A wondrous serendipity

Clearly, such a monumental shift in working patterns will only be possible if farming can be made an agreeable – indeed enjoyable – profession for the large numbers of people it actually requires, and Tudge has much to say on this front, noting that, “When farms are properly mixed and geared to the local landscape and climate, they become extremely absorbing: nothing more so”, while there is “no technology more valuable to a new agrarian society than modern hi-fi and the internet”.

Biological efficiency also dictates that, whilst all farms must adapt to their local ecology, most will possess the same basic structure: producing plenty of plants, some but not much livestock, and great variety.

And here we find what Tudge calls “a wondrous but obvious serendipity: the output of farms that march to the drum of sound biology exactly matches the nutritional needs of human beings as defined by modern nutritional science: Plenty of plants, not much meat, and maximum variety.”

From here to there

Indeed, this is one of Tudge’s main grounds for optimism, as well as the foundation of his proposal for making EA a reality.

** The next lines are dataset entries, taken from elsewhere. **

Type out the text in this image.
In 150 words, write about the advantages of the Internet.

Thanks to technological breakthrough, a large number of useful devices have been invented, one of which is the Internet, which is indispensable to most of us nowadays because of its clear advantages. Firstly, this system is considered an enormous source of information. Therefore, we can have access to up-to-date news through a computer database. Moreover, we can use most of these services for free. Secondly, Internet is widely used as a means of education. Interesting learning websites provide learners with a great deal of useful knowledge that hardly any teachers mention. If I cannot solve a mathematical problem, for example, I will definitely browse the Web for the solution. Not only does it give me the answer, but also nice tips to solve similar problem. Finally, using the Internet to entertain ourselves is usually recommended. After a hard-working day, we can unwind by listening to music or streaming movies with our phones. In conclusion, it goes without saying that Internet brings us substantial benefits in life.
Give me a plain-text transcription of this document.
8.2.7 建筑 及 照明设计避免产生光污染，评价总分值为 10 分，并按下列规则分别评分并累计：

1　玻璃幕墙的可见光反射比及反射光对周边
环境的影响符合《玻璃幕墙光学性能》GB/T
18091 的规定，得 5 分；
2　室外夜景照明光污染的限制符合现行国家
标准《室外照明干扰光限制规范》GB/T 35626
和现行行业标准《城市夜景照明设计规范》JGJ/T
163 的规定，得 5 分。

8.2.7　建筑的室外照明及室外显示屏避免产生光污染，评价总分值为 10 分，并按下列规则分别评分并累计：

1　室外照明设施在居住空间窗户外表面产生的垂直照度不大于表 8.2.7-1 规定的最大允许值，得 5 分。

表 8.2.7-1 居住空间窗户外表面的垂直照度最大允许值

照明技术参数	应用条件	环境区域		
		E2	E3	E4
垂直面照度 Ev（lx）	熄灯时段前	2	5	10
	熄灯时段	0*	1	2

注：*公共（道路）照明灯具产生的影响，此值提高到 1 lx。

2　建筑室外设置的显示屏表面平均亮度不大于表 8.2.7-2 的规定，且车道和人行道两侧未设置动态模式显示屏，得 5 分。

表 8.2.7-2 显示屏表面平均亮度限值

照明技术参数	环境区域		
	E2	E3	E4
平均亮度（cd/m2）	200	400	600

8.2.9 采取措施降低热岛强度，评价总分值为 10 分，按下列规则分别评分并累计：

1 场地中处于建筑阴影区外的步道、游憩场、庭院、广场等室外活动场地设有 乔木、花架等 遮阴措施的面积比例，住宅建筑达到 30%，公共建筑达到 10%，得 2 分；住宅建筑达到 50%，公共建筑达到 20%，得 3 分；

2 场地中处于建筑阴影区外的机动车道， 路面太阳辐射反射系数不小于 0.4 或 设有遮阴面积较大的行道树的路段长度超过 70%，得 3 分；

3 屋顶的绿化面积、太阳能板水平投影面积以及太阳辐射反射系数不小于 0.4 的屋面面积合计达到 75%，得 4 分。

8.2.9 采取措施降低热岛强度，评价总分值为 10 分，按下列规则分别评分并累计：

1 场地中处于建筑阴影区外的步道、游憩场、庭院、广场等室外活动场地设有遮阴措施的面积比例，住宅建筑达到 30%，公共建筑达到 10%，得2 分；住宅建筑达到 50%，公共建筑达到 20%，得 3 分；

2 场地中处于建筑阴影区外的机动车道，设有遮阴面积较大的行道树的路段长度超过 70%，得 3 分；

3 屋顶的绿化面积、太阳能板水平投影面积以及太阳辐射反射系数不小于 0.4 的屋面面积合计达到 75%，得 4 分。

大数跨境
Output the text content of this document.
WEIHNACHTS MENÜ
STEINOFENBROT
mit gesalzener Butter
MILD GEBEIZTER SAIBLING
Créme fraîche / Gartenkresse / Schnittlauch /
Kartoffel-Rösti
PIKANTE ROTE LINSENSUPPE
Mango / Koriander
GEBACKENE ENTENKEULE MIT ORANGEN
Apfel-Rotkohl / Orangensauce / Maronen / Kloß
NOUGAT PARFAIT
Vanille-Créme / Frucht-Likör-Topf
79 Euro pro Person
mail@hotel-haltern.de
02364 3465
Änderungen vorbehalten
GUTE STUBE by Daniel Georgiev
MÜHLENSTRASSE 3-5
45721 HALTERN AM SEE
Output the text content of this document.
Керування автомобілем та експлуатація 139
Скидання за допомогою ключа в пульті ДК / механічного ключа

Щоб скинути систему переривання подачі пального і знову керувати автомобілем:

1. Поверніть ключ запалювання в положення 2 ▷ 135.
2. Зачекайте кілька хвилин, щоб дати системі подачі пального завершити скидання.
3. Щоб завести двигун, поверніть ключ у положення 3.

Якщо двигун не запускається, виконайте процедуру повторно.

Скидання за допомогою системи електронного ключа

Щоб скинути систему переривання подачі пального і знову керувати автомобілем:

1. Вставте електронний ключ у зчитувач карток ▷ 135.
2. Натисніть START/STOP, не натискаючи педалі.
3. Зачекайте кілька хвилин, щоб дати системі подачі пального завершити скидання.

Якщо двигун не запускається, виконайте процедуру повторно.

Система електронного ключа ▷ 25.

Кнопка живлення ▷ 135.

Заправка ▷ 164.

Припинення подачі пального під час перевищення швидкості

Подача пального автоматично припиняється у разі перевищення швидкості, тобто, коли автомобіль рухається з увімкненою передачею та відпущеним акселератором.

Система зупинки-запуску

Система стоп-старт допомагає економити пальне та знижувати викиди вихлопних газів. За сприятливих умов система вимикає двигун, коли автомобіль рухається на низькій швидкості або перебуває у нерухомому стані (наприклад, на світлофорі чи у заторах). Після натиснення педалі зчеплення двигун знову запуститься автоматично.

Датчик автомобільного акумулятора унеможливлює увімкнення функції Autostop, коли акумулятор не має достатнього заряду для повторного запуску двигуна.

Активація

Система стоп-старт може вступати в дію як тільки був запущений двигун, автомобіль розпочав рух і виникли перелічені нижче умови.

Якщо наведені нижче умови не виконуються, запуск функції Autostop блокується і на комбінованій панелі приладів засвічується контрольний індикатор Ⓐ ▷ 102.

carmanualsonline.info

Namely, the creation of a “a truly collaborative and cooperative movement of all [the] players in the global food supply chain” – producers, preparers and consumers – “who are driven by concern for all humanity, and other species, now and in the long term”.

The prime task, he notes, “is to establish, worldwide, in every country, a food culture: a critical mass of people who really appreciate food, and will put themselves out for it” and this “is the thing that everyone – even the most apparently disempowered – can help to bring about”.

Side-lining the powerful

Excoriating both the madness of our current food system and the West’s democratic deficit, Tudge is clear that his proposals require humanity to “by-pass and generally sideline the powers that be” who are living “in a fantasy world of their own devising, blind to every observation that is in any way inconvenient.”

Rejecting both Reform (“persuading the powers that be to change their ways”) and Revolution (by which he appears to mean a tumultuous head-on confrontation with the state), he instead advocates what he terms Renaissance – a massive international grassroots movement that can pull the rug out from under the system through its own practical activity.

A nonviolent (food) revolution?

“We can’t all be farmers”, he notes (though many more of us need to be) “but we can all be serious cooks”, and “[c]ooking is the ultimately anarchic act.” “If we could all cook – or if a critical mass of us rediscovered the joys of it – then ... the whole sorry superstructure of the present corporate-government-bureaucrat-technologist food supply chain would begin to fall apart”.

The Western diet – with its reliance on factory-farmed meat, processed foods, and apples that could be grown locally flown-in from the other side of the world – will have to go, but this will be to everyone’s benefit, except of course those making a killing out of the current system. Some PN readers might even regard this as a nonviolent revolution of sorts.

Fork and chopstick

Feeding People is Easy is a short, highly idiosyncratic work, offering an extremely radical solution – albeit one rooted in biological necessities – to some of the world’s most urgent problems. No-one will agree with everything it contains (this reviewer found Tudge’s call for a “new capitalism” particularly grating), and some will regard parts of it as naive.

Nonetheless, it deserves the attention of – and action from – anyone who wields a fork or a chopstick. In the words of a former PN editor, “Let a hundred courgette flowers bloom!”